After nine hearings on the alleged hoarding and price manipulation of onion and garlic, the House investigating panel ended up with the usual suspect, a businesswoman allegedly reigning over a well-oiled onion cartel and hinted at the likelihood of some Bureau of Plant Industry (BPI) officials acting as cogs in the machine.
Quezon Rep. Wilfrido Mark Enverga, chair of the House committee on agriculture and food, also maintained that in the face of the irregularities in the Department of Agriculture (DA), it would be favorable for the sector if President Marcos would stay on as its secretary.
At a press briefing on Thursday, committee member and Marikina Rep. Stella Quimbo urged the National Bureau of Investigation, the Philippine Competition Commission and the law enforcement arm of the DA to further “peel the onion cartel” uncovered by the panel, with “Lilia or Leah Cruz,” who was earlier linked to a garlic cartel, at the core.
Quimbo pointed out in a mix of Filipino and English: “If at the start of the hearings Leah Cruz was a denial queen, by hearing No. 9, for us, she is the undisputed onion queen.”
The panel concluded its motu proprio inquiry on Wednesday.
According to the lawmaker, “it was not easy to make sense of statements that were either contradictory, baseless, or senseless. It did not help that many of the witnesses were not at all cooperative and truthful in their statements. But at the end of the day, documents don’t lie.”
“A careful scrutiny of numerous public documents, including general information sheets, registries of the DA-BPI and the Department of Trade and Industry; the income statements submitted to the Securities and Exchange Commission (SEC) and the committee [and] the inventory reports submitted to the committee led me to the conclusion that the onion cartel is thriving,” she pointed out.
Connivance
Quimbo said that the committee found that “Leah Cruz operates the biggest onion cartel in the country… through an SEC-registered corporation called Philippine VIEVA Corp., which was established in 2013,” adding that PhilVIEVA was created at the time Cruz, a majority owner of the company, was first tagged as “sibuyas (onion) queen” in a series of 2012 news reports.
The lawmaker noted that PhilVIEVA was involved in the onion industry “from head to toe,” being engaged in farming, trading, cold storage and trucking, and practically cornering the market. She pointed out that although Cruz has been blacklisted as an importer, she was able to continue importing onions through PhilVIEVA and alleged dummy corporations.

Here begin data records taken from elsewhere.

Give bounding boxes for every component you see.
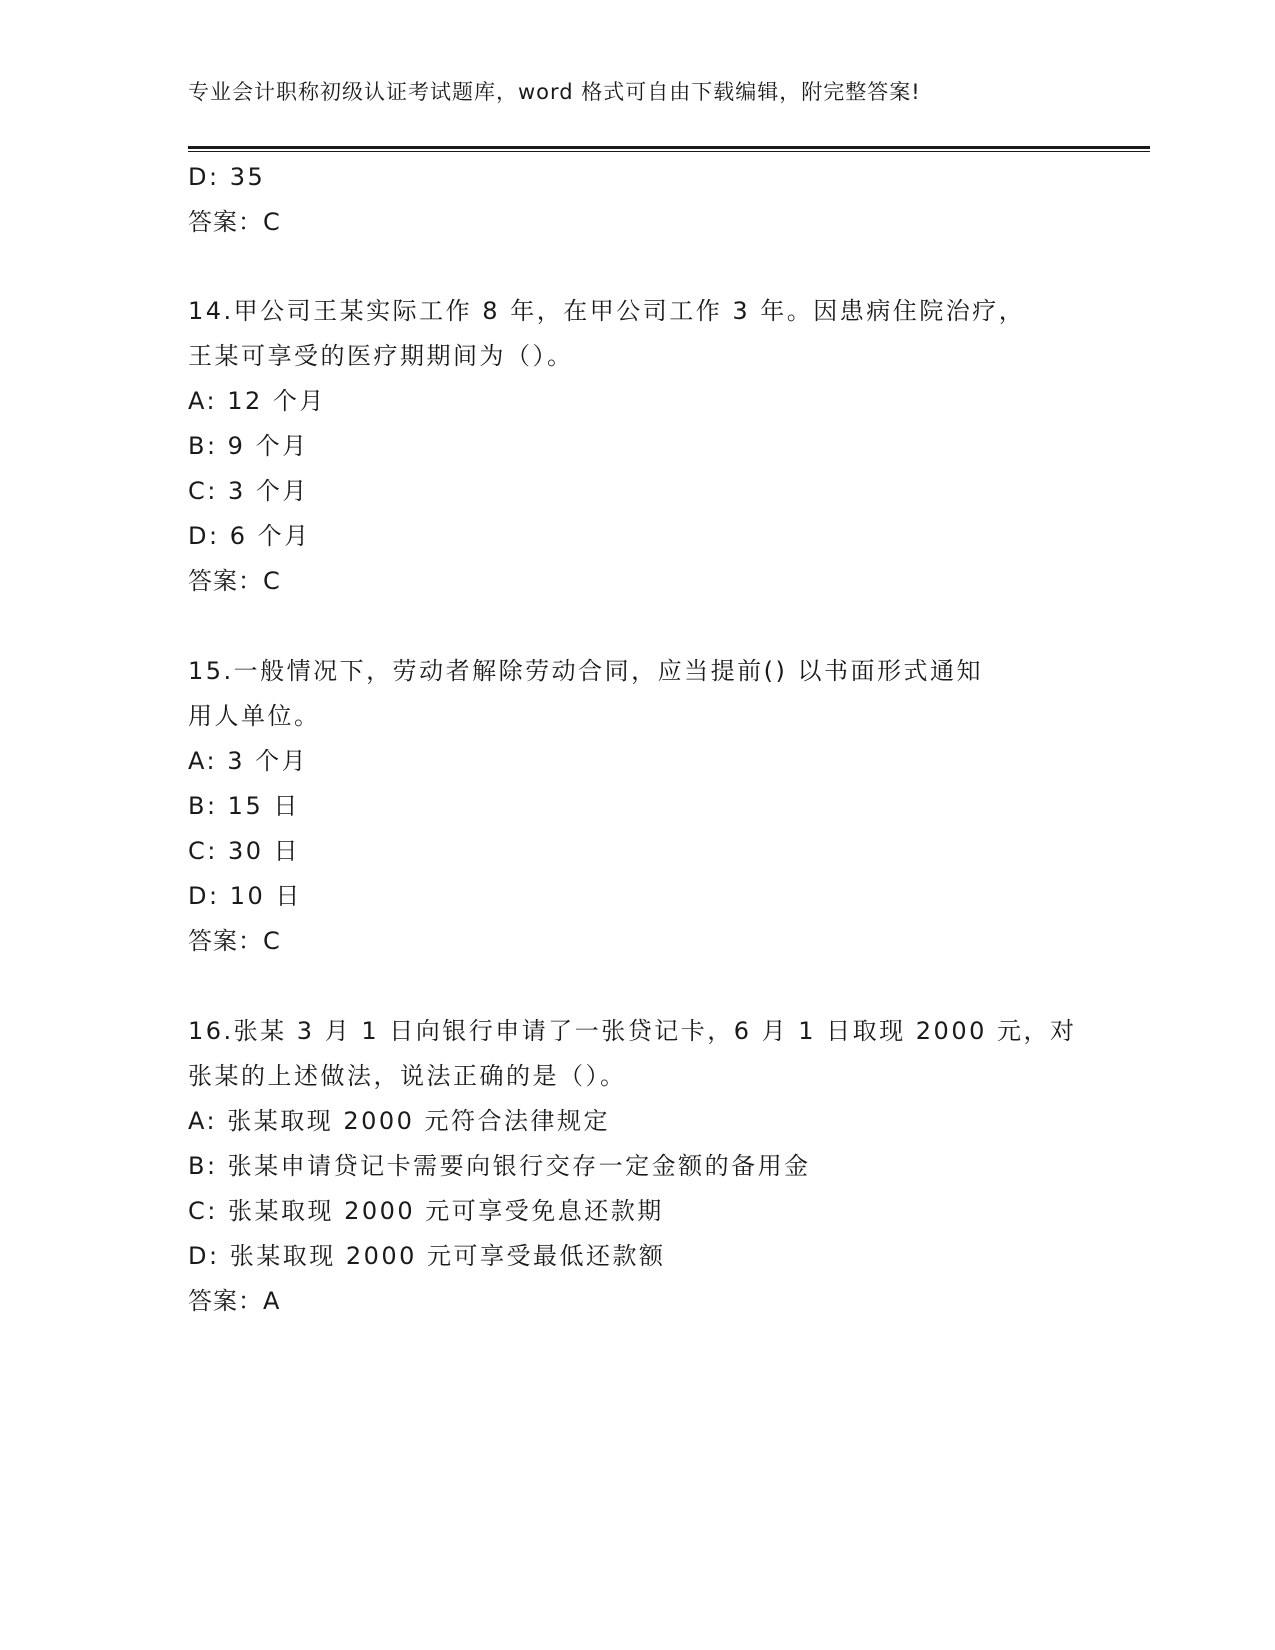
option-line: D: 35 [188,163,266,191]
question-line: 14.甲公司王某实际工作 8 年，在甲公司工作 3 年。因患病住院治疗， [188,297,1026,325]
answer-line: 答案：C [188,567,281,595]
option-line: B: 15 日 [188,792,300,820]
option-line: D: 10 日 [188,882,302,910]
option-line: B: 张某申请贷记卡需要向银行交存一定金额的备用金 [188,1152,811,1180]
option-line: A: 12 个月 [188,387,326,415]
page-header: 专业会计职称初级认证考试题库，word 格式可自由下载编辑，附完整答案! [188,80,921,104]
option-line: D: 张某取现 2000 元可享受最低还款额 [188,1242,666,1270]
answer-line: 答案：C [188,208,281,236]
question-line: 16.张某 3 月 1 日向银行申请了一张贷记卡，6 月 1 日取现 2000 元，对 [188,1017,1077,1045]
question-line: 王某可享受的医疗期期间为（）。 [188,342,574,370]
answer-line: 答案：C [188,927,281,955]
option-line: C: 30 日 [188,837,301,865]
question-line: 张某的上述做法，说法正确的是（）。 [188,1062,627,1090]
answer-line: 答案：A [188,1287,281,1315]
header-rule-thin [188,151,1150,152]
header-rule-thick [188,146,1150,149]
option-line: A: 3 个月 [188,747,309,775]
option-line: C: 张某取现 2000 元可享受免息还款期 [188,1197,664,1225]
option-line: C: 3 个月 [188,477,309,505]
option-line: B: 9 个月 [188,432,309,460]
option-line: D: 6 个月 [188,522,311,550]
question-line: 15.一般情况下，劳动者解除劳动合同，应当提前() 以书面形式通知 [188,657,984,685]
option-line: A: 张某取现 2000 元符合法律规定 [188,1107,611,1135]
question-line: 用人单位。 [188,702,321,730]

“Based on public documents submitted by these corporations, we discovered that their registered telephone numbers were identical to the phone numbers in Leah Cruz’s office,” Quimbo said.
As for onion imports, the lawmaker pointed out that the process undertaken by the DA-BPI was unclear in the issuance of import clearances to limit the volume of produce being brought into the country to prevent harming local producers.
“In truth, it seems the DA-BPI is part of the equation of an onion cartel,” she said, adding that three companies under Cruz were the biggest yellow and red onion importers last year.
“How could the DA-BPI allow Cruz to import despite being blacklisted? Did someone play blind or connive with the DA-BPI to cheat the country?” Quimbo asked.
For his part Enverga said the committee could come up in two weeks with the inquiry report where there could be recommendations for the filing of criminal charges against specific persons, possibly including government officials.
The report would also propose legislation to fill in the gaps in existing laws that allow agri-product cartels to thrive as well as regulations in the operation of cold storage facilities.
He noted that Cruz was already facing charges in the Sandiganbayan and a Manila court for alleged hoarding, profiteering, price manipulation, and operating a cartel in the garlic industry.
“I think, this time the evidence linking them (to irregularities in the onion trade) might be stronger,” he said.
Zero conviction
Meanwhile, Sen. Risa Hontiveros on Thursday called on the Senate to push for stiffer penalties against public officials found to have used their office in abetting agricultural smuggling.
At the Senate committee on agriculture hearing, Hontiveros challenged the country’s top agriculture officials to “show a sample” of how Republic Act 10845, or the Anti-Agricultural Smuggling Act, was meant to deter the smuggling of agricultural products.
“In our antitrafficking law… we punish the facilitation of trafficking by public officials as acts of trafficking; in our antismuggling laws, it is but proper that we punish the facilitation of smuggling as acts of smuggling,” she said.
The committee on Thursday tackled six measures that seek to amend RA 10845.
But Hontiveros and Sen. JV Ejercito wondered why after seven years since its passage, no smuggler has yet been convicted.
Ejercito, author of RA 10845, conceded that the law may need to be amended due to its loopholes.